Compensation Moves Front and Center: Add president Bush to the chorus of critics of CEO comp


 

President George W. Bush has joined the war on excessive executive pay. In a speech at Federal Hall on Wednesday, Jan. 31, the president addressed the growing pay divide and spoke of the need to link executive pay more closely to performance. While few think that the speech will make a big difference in the rationalization of pay, the comments will nevertheless have some impact.

"It is escalating the level of attention," says one investment banker who declined to be identified. "His focusing on this issue reflects an understanding of the public interest. Whatever you think of the president's views, the fact that he is making speeches about executive compensation when he wants to draw attention away from other problems is a pretty good indication of this issue's importance to the public. That will encourage more energetic attention to the subject."
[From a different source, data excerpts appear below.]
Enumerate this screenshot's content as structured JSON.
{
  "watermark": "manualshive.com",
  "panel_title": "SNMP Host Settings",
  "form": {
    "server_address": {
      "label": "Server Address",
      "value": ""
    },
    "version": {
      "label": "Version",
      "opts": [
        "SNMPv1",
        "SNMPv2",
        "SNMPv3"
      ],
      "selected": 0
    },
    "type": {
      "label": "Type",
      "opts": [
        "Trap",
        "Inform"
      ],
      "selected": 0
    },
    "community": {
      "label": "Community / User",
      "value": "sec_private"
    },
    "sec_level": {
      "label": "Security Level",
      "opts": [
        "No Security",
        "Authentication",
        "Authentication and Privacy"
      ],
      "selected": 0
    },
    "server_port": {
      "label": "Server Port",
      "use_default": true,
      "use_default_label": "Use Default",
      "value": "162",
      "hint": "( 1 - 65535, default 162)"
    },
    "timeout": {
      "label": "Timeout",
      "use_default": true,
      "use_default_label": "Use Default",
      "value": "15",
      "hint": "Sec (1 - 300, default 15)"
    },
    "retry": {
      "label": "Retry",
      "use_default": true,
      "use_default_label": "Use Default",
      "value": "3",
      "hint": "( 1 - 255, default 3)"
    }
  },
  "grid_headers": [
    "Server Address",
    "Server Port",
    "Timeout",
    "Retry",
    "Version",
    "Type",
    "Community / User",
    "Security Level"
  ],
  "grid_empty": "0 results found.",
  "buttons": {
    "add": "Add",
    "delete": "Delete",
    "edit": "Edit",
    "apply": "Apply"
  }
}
One cynical banker, however, wanted to know what company would keep a chief executive whose approval rating is 28%.

On a serious note, some involved in advising companies on compensation matters said that the speech will help push along the changes already in motion.

"There is change taking place," says Steve Hall of compensation consulting firm Steven Hall & Partners. "Directors are spending a lot more time studying the issues and are realizing that things are no longer the way they used to be."

Outcry over the $200 million exit package of Home Depot chief executive Robert Nardelli in January was all over the media, but the package is a result of a contract signed several years ago. As new contracts are written, boards are paying a lot of attention to such sore points as exit pay, Hall says. They also use tally sheets to understand the numbers better. And they are going over various scenarios and at times eliminating such items as automatic vesting of equity upon termination, which used to be a common feature of fat exit-pay packages only a few years back.

Whether equity vests will depend on whether the board decides the executive is entitled to it at the time of termination. "Companies are much more reluctant to sign up for big severance packages than [they were] in the past," says Hall. "They are tougher and tougher as to what someone gets when he or she leaves."

To be politically correct, some CEOs forego severance pay altogether. One example is Nardelli's successor, Frank Blake. He declined a severance package.